Finally! The food labels are getting a makeover!

The Center for Science in the Public Interest has decided it’s time. The new label will be the first update on the labels required on food since the passage of the Nutrition Labeling and Education Act almost twenty years ago. The changes are intended to make labels easier to understand by putting the information into a context consumers can more clearly comprehend.
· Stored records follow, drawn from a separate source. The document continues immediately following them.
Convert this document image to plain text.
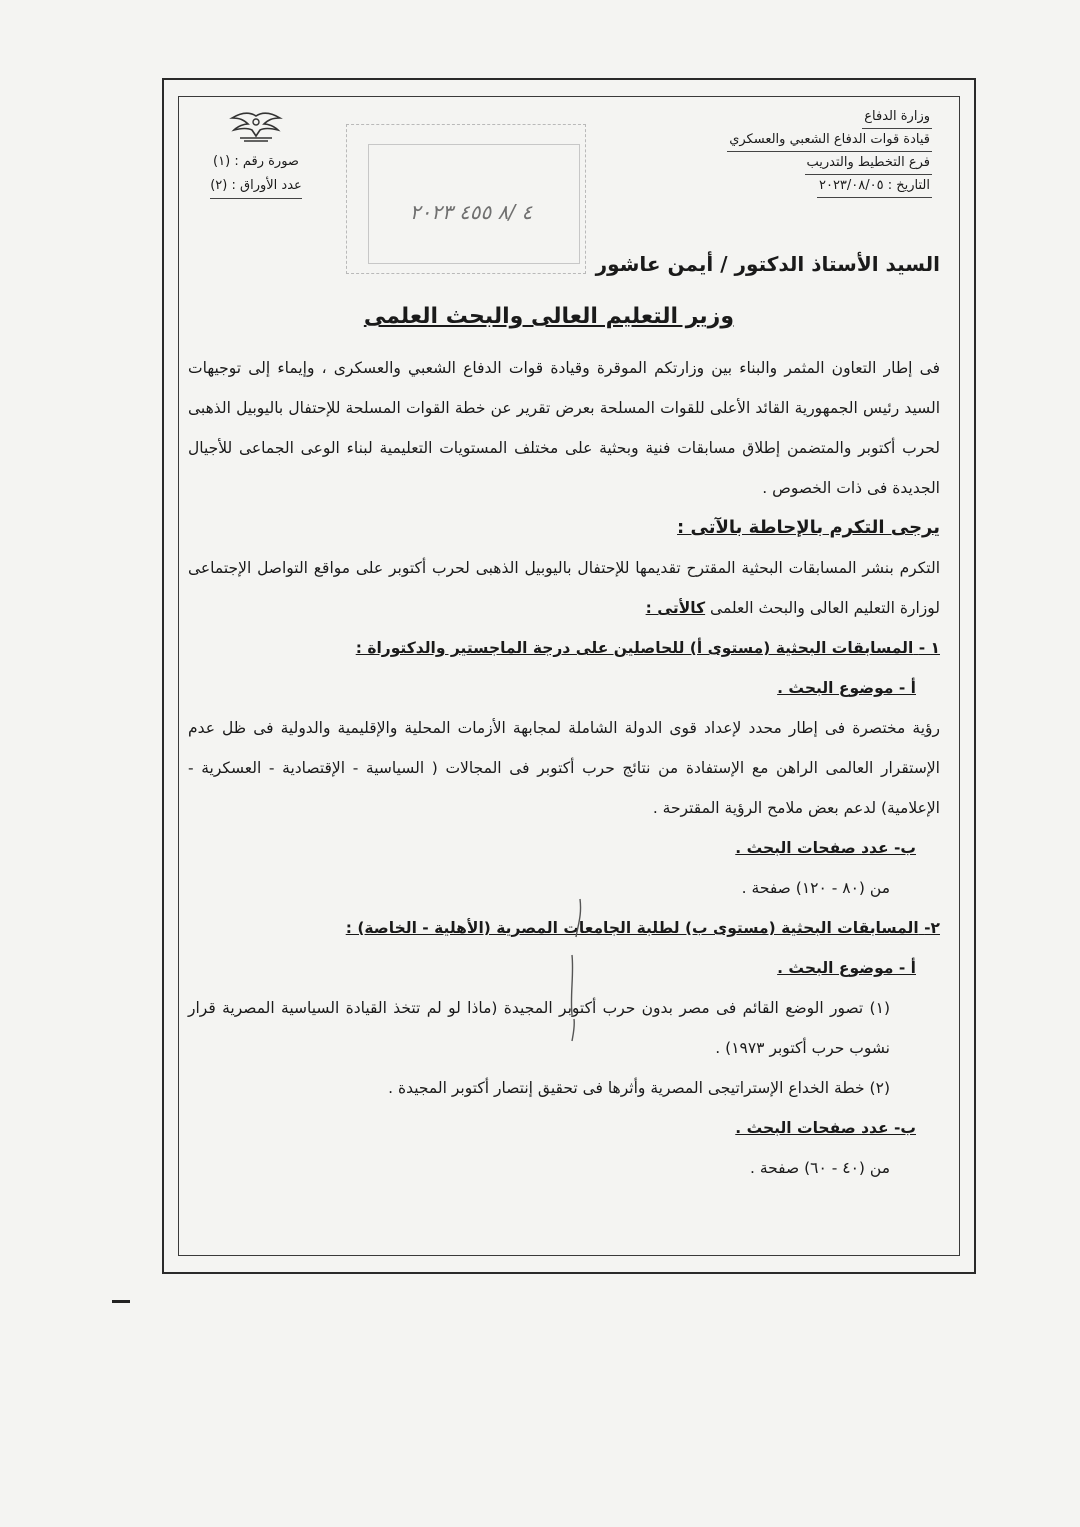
وزارة الدفاع
قيادة قوات الدفاع الشعبي والعسكري
فرع التخطيط والتدريب
التاريخ : ٢٠٢٣/٠٨/٠٥
صورة رقم : (١)
عدد الأوراق : (٢)
٤ /٨ ٤٥٥ ٢٠٢٣
السيد الأستاذ الدكتور / أيمن عاشور
وزير التعليم العالى والبحث العلمى

فى إطار التعاون المثمر والبناء بين وزارتكم الموقرة وقيادة قوات الدفاع الشعبي والعسكرى ، وإيماء إلى توجيهات السيد رئيس الجمهورية القائد الأعلى للقوات المسلحة بعرض تقرير عن خطة القوات المسلحة للإحتفال باليوبيل الذهبى لحرب أكتوبر والمتضمن إطلاق مسابقات فنية وبحثية على مختلف المستويات التعليمية لبناء الوعى الجماعى للأجيال الجديدة فى ذات الخصوص .

يرجى التكرم بالإحاطة بالآتى :

التكرم بنشر المسابقات البحثية المقترح تقديمها للإحتفال باليوبيل الذهبى لحرب أكتوبر على مواقع التواصل الإجتماعى لوزارة التعليم العالى والبحث العلمى كالأتى :

١ - المسابقات البحثية (مستوى أ) للحاصلين على درجة الماجستير والدكتوراة :

أ - موضوع البحث .

رؤية مختصرة فى إطار محدد لإعداد قوى الدولة الشاملة لمجابهة الأزمات المحلية والإقليمية والدولية فى ظل عدم الإستقرار العالمى الراهن مع الإستفادة من نتائج حرب أكتوبر فى المجالات ( السياسية - الإقتصادية - العسكرية - الإعلامية) لدعم بعض ملامح الرؤية المقترحة .

ب- عدد صفحات البحث .

من (٨٠ - ١٢٠) صفحة .

٢- المسابقات البحثية (مستوى ب) لطلبة الجامعات المصرية (الأهلية - الخاصة) :

أ - موضوع البحث .

(١) تصور الوضع القائم فى مصر بدون حرب أكتوبر المجيدة (ماذا لو لم تتخذ القيادة السياسية المصرية قرار نشوب حرب أكتوبر ١٩٧٣) .

(٢) خطة الخداع الإستراتيجى المصرية وأثرها فى تحقيق إنتصار أكتوبر المجيدة .

ب- عدد صفحات البحث .

من (٤٠ - ٦٠) صفحة .
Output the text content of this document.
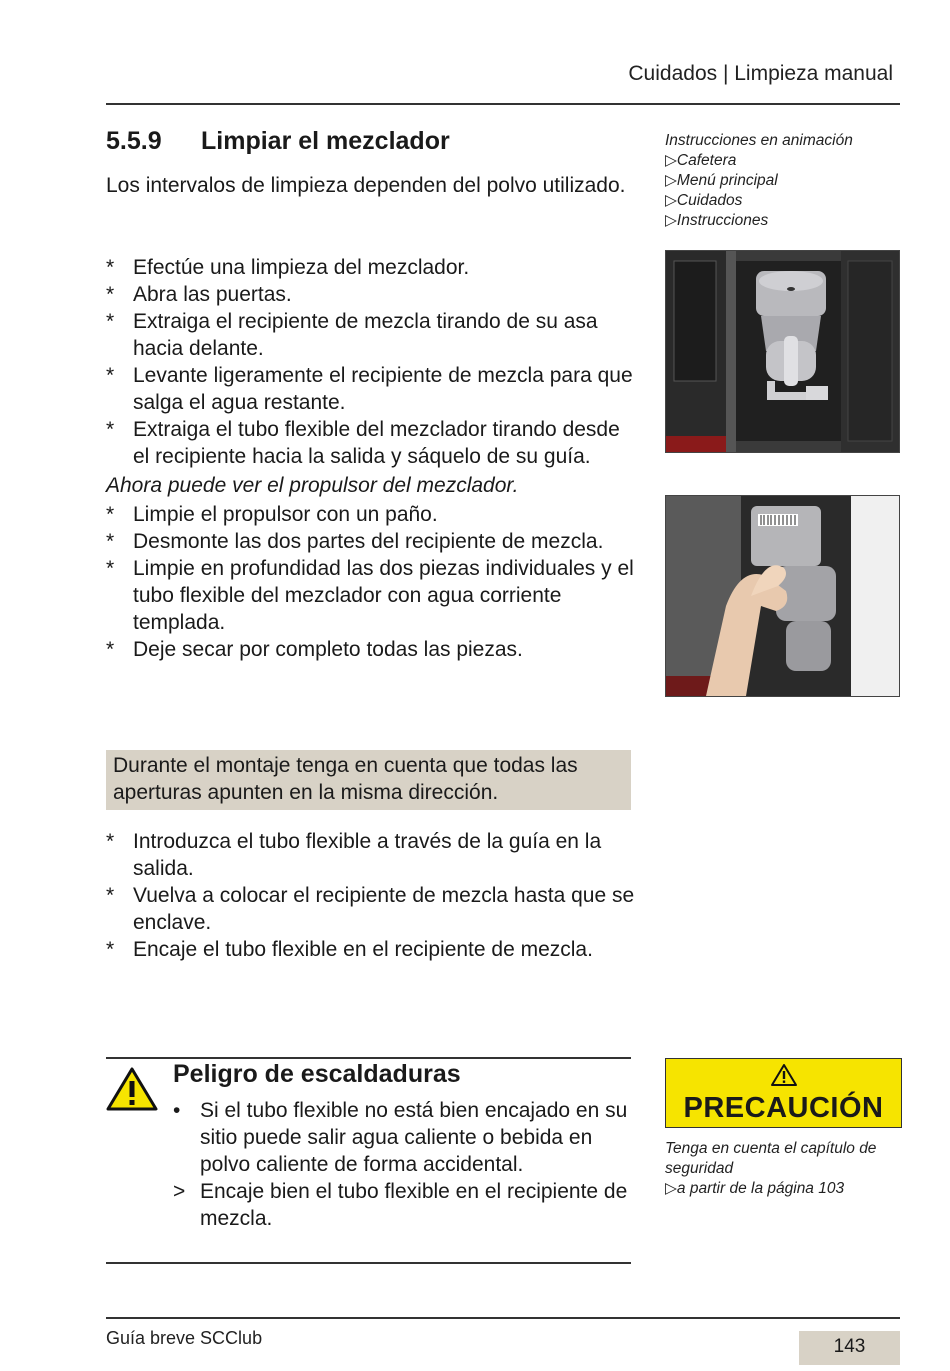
Cuidados | Limpieza manual
5.5.9 Limpiar el mezclador
Los intervalos de limpieza dependen del polvo utilizado.
* Efectúe una limpieza del mezclador.
* Abra las puertas.
* Extraiga el recipiente de mezcla tirando de su asa hacia delante.
* Levante ligeramente el recipiente de mezcla para que salga el agua restante.
* Extraiga el tubo flexible del mezclador tirando desde el recipiente hacia la salida y sáquelo de su guía.
Ahora puede ver el propulsor del mezclador.
* Limpie el propulsor con un paño.
* Desmonte las dos partes del recipiente de mezcla.
* Limpie en profundidad las dos piezas individuales y el tubo flexible del mezclador con agua corriente templada.
* Deje secar por completo todas las piezas.
Durante el montaje tenga en cuenta que todas las aperturas apunten en la misma dirección.
* Introduzca el tubo flexible a través de la guía en la salida.
* Vuelva a colocar el recipiente de mezcla hasta que se enclave.
* Encaje el tubo flexible en el recipiente de mezcla.
Instrucciones en animación
▷Cafetera
▷Menú principal
▷Cuidados
▷Instrucciones
Peligro de escaldaduras
• Si el tubo flexible no está bien encajado en su sitio puede salir agua caliente o bebida en polvo caliente de forma accidental.
> Encaje bien el tubo flexible en el recipiente de mezcla.
PRECAUCIÓN
Tenga en cuenta el capítulo de seguridad
▷a partir de la página 103
Guía breve SCClub	143
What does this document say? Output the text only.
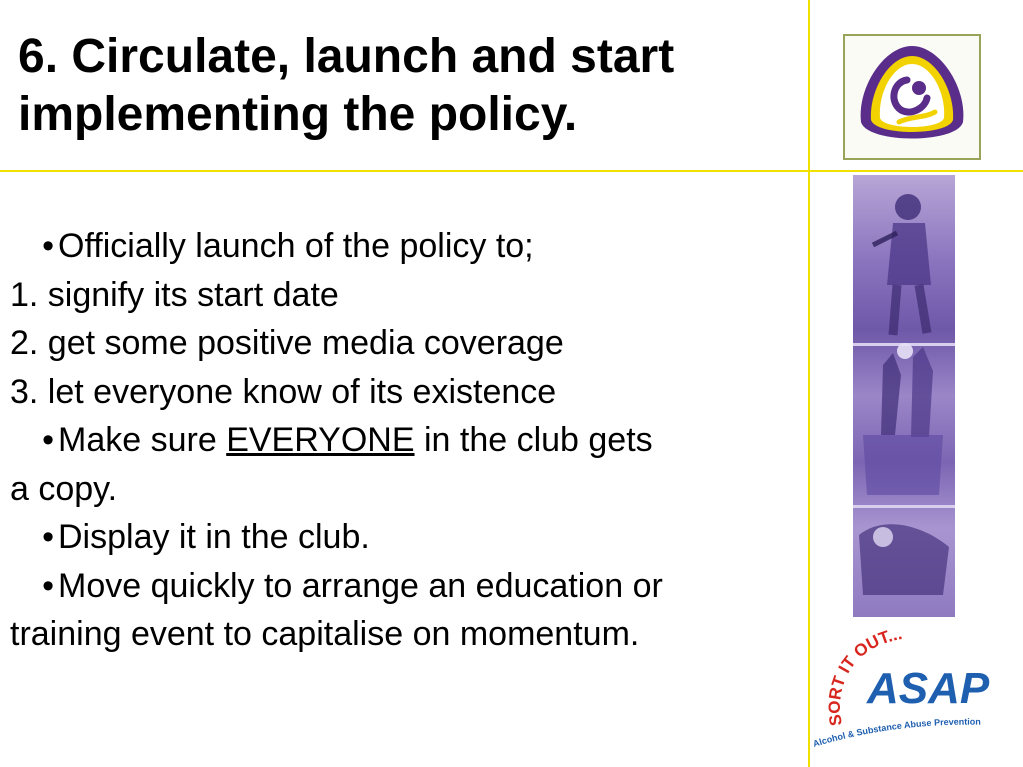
6. Circulate, launch and start implementing the policy.
• Officially launch of the policy to;
1. signify its start date
2. get some positive media coverage
3. let everyone know of its existence
• Make sure EVERYONE in the club gets
a copy.
• Display it in the club.
• Move quickly to arrange an education or
training event to capitalise on momentum.
SORT IT OUT...
ASAP
Alcohol & Substance Abuse Prevention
Some of the proposed changes are (courtesy of Tara Parker-Pope’s Well blog):

1. Put calorie and serving size information in larger type at the top of the label so it’s immediately clear how much you are eating.
2. Make the ingredient list easier to read by printing it in regular type instead of all capital letters. Use bullets to separate ingredients rather than allowing them to all run together.
3. List minor ingredients and allergens separately from the main ingredient list. Highlight allergy information in red.
4. List similar ingredients together and show the percentage by weight. For instance, sugar, corn syrup, high fructose corn syrup and grape juice concentrate are all forms of sugar and should be listed in parenthesis under the catchall heading “sugars.”
5. Use red labeling and the word “high” when a product has more than 20 percent of the daily recommendation for fats, sugars, sodium or cholesterol.
6. Make it clear which sugars are added to the product versus those that occur naturally.
7. Display prominently the percentage of whole grains contained in a product.
8. List caffeine content.

This image shows some of the proposed revisions. You can see and read more here.

I’m curious to see what the labels finally end up looking like!